The Kremlin was commenting on a weekend summit where Western powers and their allies denounced Russia’s invasion of Ukraine, but failed to persuade major nonaligned states to join their final statement.
Kremlin spokesman Dmitry Peskov said the results of the meeting, to which Russia was not invited, were “close to zero.”
Photo: Reuters
At a daily news briefing with reporters, Peskov was asked if the fact that nations such as Hungary, Serbia and Turkey had taken part in the meeting and signed the statement would spoil Russia’s relations with them.
“No, it won’t spoil them. We will, of course, take into account the position that these countries have taken. This is important to us and we will continue to explain our reasoning to them,” Peskov said.
“Many of them, and this was a common point of view on this event, confirmed their understanding of the absence of prospects for any serious, substantive discussions without the presence of our country... If we talk about the overall effectiveness of this meeting, it is close to zero,” he said.

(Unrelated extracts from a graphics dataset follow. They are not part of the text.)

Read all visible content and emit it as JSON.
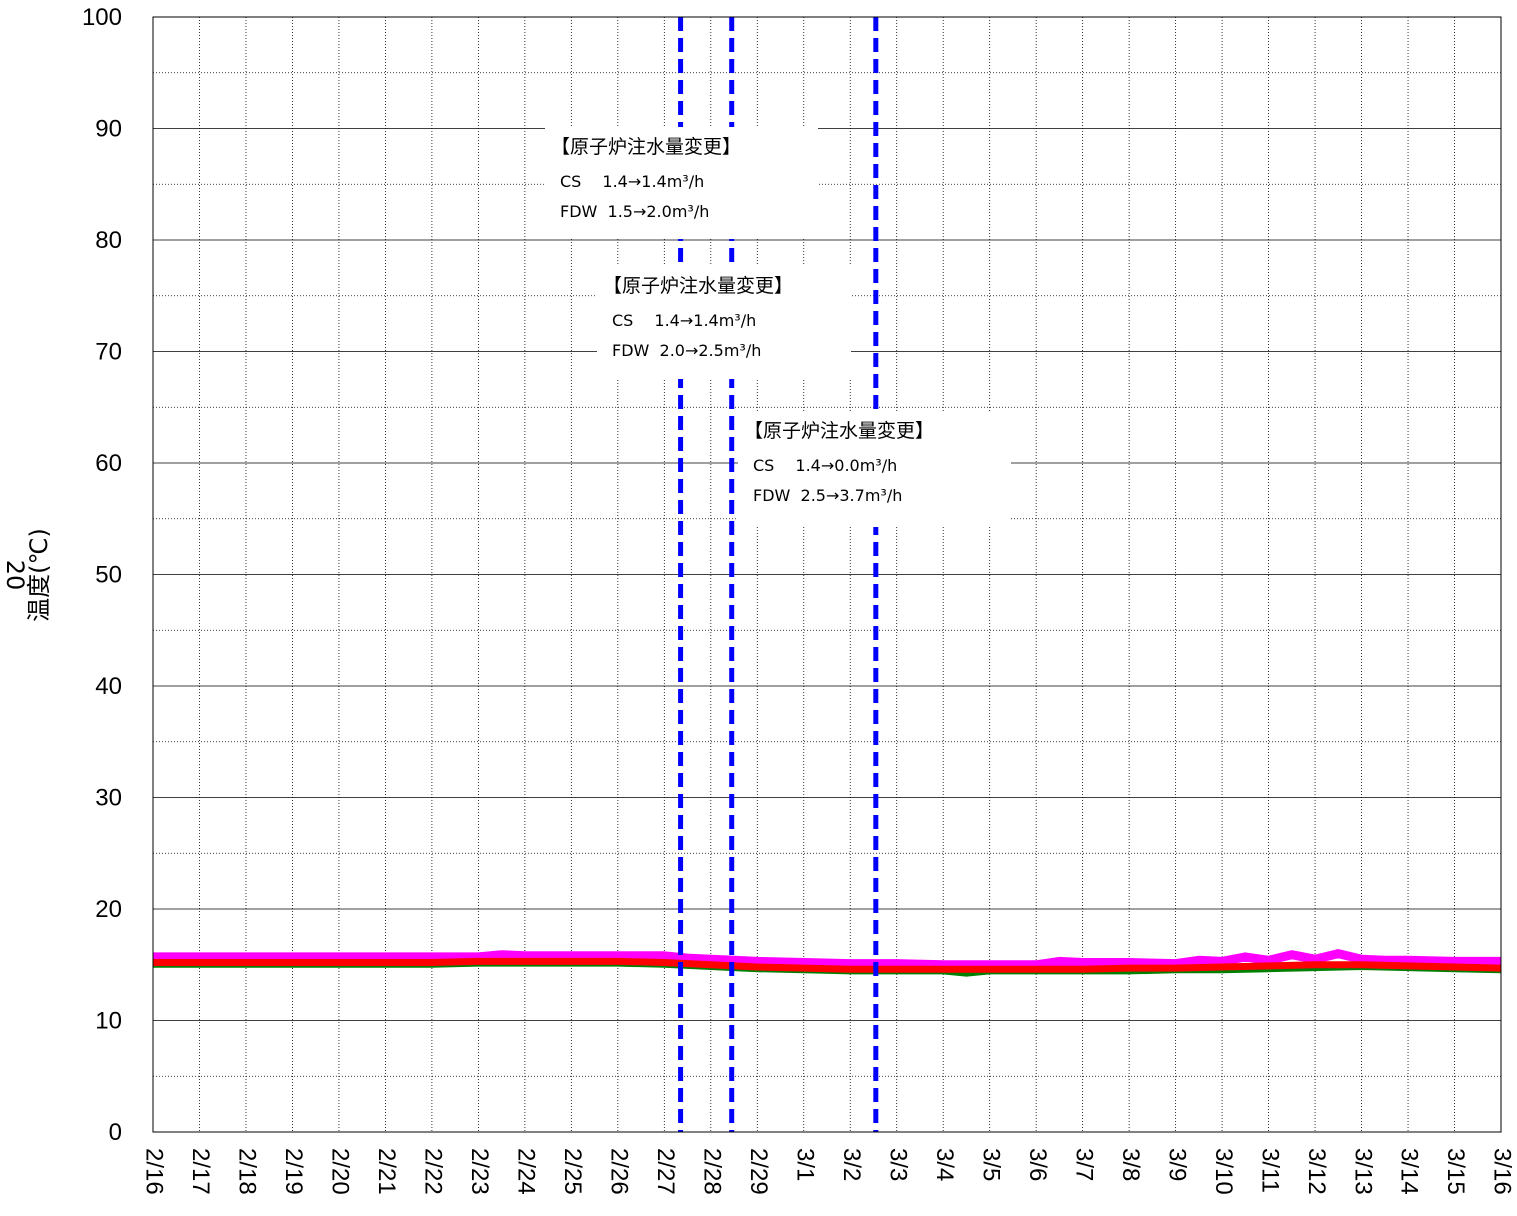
{
  "chart_data": {
    "type": "line",
    "ylabel": "温度(℃)",
    "ylabel_secondary": "20",
    "ylim": [
      0,
      100
    ],
    "yticks": [
      "0",
      "10",
      "20",
      "30",
      "40",
      "50",
      "60",
      "70",
      "80",
      "90",
      "100"
    ],
    "x_tick_labels": [
      "2/16",
      "2/17",
      "2/18",
      "2/19",
      "2/20",
      "2/21",
      "2/22",
      "2/23",
      "2/24",
      "2/25",
      "2/26",
      "2/27",
      "2/28",
      "2/29",
      "3/1",
      "3/2",
      "3/3",
      "3/4",
      "3/5",
      "3/6",
      "3/7",
      "3/8",
      "3/9",
      "3/10",
      "3/11",
      "3/12",
      "3/13",
      "3/14",
      "3/15",
      "3/16"
    ],
    "grid": true,
    "colors": {
      "grid": "#000000",
      "event_line": "#0000ff",
      "series_magenta": "#ff00ff",
      "series_red": "#ff0000",
      "series_green": "#008000"
    },
    "series": [
      {
        "color": "#ff00ff",
        "x": [
          0,
          1,
          2,
          3,
          4,
          5,
          6,
          7,
          7.5,
          8,
          9,
          10,
          11,
          11.5,
          12,
          12.5,
          13,
          14,
          15,
          16,
          17,
          18,
          19,
          19.5,
          20,
          21,
          22,
          22.5,
          23,
          23.5,
          24,
          24.5,
          25,
          25.5,
          26,
          26.5,
          27,
          28,
          29
        ],
        "values": [
          15.7,
          15.7,
          15.7,
          15.7,
          15.7,
          15.7,
          15.7,
          15.7,
          15.9,
          15.8,
          15.8,
          15.8,
          15.8,
          15.6,
          15.5,
          15.4,
          15.3,
          15.2,
          15.1,
          15.1,
          15.0,
          15.0,
          15.0,
          15.3,
          15.2,
          15.2,
          15.1,
          15.4,
          15.3,
          15.7,
          15.4,
          15.9,
          15.5,
          16.0,
          15.5,
          15.4,
          15.4,
          15.3,
          15.3
        ]
      },
      {
        "color": "#ff0000",
        "x": [
          0,
          1,
          2,
          3,
          4,
          5,
          6,
          7,
          8,
          9,
          10,
          11,
          11.5,
          12,
          12.5,
          13,
          14,
          15,
          16,
          17,
          18,
          19,
          20,
          21,
          22,
          23,
          24,
          25,
          26,
          27,
          28,
          29
        ],
        "values": [
          15.2,
          15.2,
          15.2,
          15.2,
          15.2,
          15.2,
          15.2,
          15.3,
          15.3,
          15.3,
          15.3,
          15.2,
          15.1,
          15.0,
          14.9,
          14.8,
          14.7,
          14.6,
          14.6,
          14.6,
          14.6,
          14.6,
          14.6,
          14.7,
          14.7,
          14.8,
          14.9,
          15.0,
          15.0,
          14.9,
          14.8,
          14.7
        ]
      },
      {
        "color": "#008000",
        "x": [
          0,
          1,
          2,
          3,
          4,
          5,
          6,
          7,
          8,
          9,
          10,
          11,
          12,
          13,
          14,
          15,
          16,
          17,
          17.5,
          18,
          19,
          20,
          21,
          22,
          23,
          24,
          25,
          26,
          27,
          28,
          29
        ],
        "values": [
          15.0,
          15.0,
          15.0,
          15.0,
          15.0,
          15.0,
          15.0,
          15.1,
          15.1,
          15.1,
          15.1,
          15.0,
          14.8,
          14.6,
          14.5,
          14.4,
          14.4,
          14.4,
          14.2,
          14.4,
          14.4,
          14.4,
          14.4,
          14.5,
          14.5,
          14.6,
          14.7,
          14.8,
          14.7,
          14.6,
          14.5
        ]
      }
    ],
    "event_lines": [
      11.35,
      12.45,
      15.55
    ],
    "annotations": [
      {
        "title": "【原子炉注水量変更】",
        "lines": [
          "CS　 1.4→1.4m³/h",
          "FDW  1.5→2.0m³/h"
        ]
      },
      {
        "title": "【原子炉注水量変更】",
        "lines": [
          "CS　 1.4→1.4m³/h",
          "FDW  2.0→2.5m³/h"
        ]
      },
      {
        "title": "【原子炉注水量変更】",
        "lines": [
          "CS　 1.4→0.0m³/h",
          "FDW  2.5→3.7m³/h"
        ]
      }
    ]
  }
}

Russian President Vladimir Putin last week said that Russia was willing to end the war, but he set out conditions for Ukraine — renouncing its NATO ambitions and withdrawing troops from four regions claimed by Russia — that Kyiv rejected as tantamount to capitulation.
“Of course we ... understand perfectly that a time will come when it will be necessary to talk to Russia, but our position is very clear: We will not allow Russia to speak in the language of ultimatums like it is speaking now,” Ukrainian Minister of Foreign Affairs Dmytro Kuleba said.
Peskov said that what he called Putin’s peace initiative remained on the agenda, and reaffirmed Moscow’s position that it was open to dialogue.
State news agency TASS quoted Russian Foreign Intelligence Service Director Sergei Naryshkin as saying that if Putin’s conditions were rejected, they would be replaced by new and tougher terms.
Well into the war’s third year, Russia controls nearly one-fifth of Ukraine and has advanced gradually on several fronts since February.
More than 90 nations attended the two-day talks in Switzerland, but a decision by China to stay away all but assured that the summit would fail to achieve Ukraine’s goal of persuading major nations from the global south to join in isolating Russia.
The summit’s final declaration called for Ukraine’s control over the Zaporizhzhia nuclear power plant and its Azov Sea ports to be restored, but in line with the conference’s more modest stated aims, it omitted tougher issues of what a post-war settlement for Ukraine might look like, whether Ukraine could join NATO or how troop withdrawals by both sides might work.